Schering-Betriebsratschef befürchtet Jobabbau in allen Sparten
Montag, 10. April 2006
Berlin - Im Zuge der Übernahme des Berliner Pharmakonzerns Schering durch Bayer befürchtet der Schering-Betriebsrat einen Stellenabbau in allen Sparten. „Nach Bayer-Aussagen sollen alle Bereiche dazu beitragen - also Produktion, Forschung und Entwicklung, Vertrieb und Verwaltung“, sagte Schering-Betriebsratschef Norbert Deutschmann der „Berliner Zeitung“ vom Samstag. Wie viele Jobs es betreffen könnte, vermochte Deutschmann nicht zu sagen. Bayer-Chef Werner Wenning hatte angekündigt, in beiden Unternehmen 6.000 Arbeitsplätze abbauen zu wollen.

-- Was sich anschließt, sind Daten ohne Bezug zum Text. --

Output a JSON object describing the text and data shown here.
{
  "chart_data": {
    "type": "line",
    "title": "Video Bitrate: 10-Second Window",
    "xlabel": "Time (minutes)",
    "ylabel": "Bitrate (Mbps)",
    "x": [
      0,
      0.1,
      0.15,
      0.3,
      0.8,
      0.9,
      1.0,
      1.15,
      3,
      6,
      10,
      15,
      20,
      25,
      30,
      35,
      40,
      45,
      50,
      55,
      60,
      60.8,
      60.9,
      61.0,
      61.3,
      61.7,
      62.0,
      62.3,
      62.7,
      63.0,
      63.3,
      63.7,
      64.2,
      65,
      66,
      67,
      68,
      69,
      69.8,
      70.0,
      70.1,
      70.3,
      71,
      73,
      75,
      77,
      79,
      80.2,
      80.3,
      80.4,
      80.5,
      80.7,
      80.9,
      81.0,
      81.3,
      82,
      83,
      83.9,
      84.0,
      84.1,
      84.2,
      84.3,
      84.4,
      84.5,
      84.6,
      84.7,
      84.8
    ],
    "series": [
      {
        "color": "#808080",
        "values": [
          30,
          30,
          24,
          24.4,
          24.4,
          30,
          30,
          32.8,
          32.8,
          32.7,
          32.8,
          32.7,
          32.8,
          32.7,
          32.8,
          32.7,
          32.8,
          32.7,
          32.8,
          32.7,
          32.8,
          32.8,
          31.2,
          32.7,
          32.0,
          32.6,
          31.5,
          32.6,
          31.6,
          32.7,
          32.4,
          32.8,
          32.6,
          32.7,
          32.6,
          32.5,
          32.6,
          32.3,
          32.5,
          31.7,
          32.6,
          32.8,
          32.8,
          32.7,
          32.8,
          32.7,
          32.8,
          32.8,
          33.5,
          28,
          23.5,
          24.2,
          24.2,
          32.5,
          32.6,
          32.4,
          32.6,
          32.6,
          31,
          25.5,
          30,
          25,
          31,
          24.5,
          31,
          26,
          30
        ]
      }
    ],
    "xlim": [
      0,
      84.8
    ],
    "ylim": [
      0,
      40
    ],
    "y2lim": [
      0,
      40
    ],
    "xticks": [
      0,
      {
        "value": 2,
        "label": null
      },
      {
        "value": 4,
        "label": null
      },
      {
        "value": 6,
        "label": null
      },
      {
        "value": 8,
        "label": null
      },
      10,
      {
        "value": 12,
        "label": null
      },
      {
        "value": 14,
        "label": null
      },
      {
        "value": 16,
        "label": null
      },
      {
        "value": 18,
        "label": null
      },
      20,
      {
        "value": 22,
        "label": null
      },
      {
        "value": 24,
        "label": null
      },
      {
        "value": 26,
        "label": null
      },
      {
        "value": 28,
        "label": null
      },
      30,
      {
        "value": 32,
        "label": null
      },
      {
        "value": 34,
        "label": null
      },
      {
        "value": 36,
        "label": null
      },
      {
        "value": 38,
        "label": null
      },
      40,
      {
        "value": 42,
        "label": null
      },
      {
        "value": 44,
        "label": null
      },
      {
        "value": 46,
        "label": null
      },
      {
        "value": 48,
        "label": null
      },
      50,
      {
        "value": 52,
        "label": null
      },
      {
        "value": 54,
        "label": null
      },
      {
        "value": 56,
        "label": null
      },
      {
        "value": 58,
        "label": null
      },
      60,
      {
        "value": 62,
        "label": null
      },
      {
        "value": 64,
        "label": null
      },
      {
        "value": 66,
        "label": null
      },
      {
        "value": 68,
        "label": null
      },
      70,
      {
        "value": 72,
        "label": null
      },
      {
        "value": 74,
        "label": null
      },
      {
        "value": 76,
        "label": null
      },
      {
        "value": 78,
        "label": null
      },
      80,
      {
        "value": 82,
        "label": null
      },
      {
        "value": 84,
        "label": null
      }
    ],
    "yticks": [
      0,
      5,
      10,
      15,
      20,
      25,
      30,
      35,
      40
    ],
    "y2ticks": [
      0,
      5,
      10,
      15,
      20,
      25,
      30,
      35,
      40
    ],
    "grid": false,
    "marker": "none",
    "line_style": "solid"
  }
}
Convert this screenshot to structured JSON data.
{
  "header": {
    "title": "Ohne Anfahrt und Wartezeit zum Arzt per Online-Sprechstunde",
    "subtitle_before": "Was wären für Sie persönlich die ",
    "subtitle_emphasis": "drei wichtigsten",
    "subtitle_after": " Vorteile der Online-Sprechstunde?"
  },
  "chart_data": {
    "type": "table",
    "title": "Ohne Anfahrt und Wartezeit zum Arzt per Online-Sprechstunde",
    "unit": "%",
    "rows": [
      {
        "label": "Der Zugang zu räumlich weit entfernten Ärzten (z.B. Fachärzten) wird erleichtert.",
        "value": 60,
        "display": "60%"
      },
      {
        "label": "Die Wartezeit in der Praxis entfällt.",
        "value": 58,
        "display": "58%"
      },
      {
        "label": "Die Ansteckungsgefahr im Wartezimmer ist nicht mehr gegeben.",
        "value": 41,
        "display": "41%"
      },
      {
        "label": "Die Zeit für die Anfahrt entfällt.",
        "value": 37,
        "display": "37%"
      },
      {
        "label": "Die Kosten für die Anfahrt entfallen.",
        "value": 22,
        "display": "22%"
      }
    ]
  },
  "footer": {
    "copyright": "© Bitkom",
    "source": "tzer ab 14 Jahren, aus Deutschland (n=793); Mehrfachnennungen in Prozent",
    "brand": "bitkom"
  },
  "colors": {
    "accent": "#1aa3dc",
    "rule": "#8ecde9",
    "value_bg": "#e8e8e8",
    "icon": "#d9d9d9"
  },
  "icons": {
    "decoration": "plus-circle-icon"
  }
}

Der Schering-Betriebsratschef forderte eine faire Behandlung der Schering-Mitarbeiter: „Wenn ein Unternehmen sagt, es gibt einen fairen und ausbalancierten Fusions-Prozess, muss Schering auch entsprechend behandelt werden.“ Betriebsbedingte Kündigungen müssten vermieden werden.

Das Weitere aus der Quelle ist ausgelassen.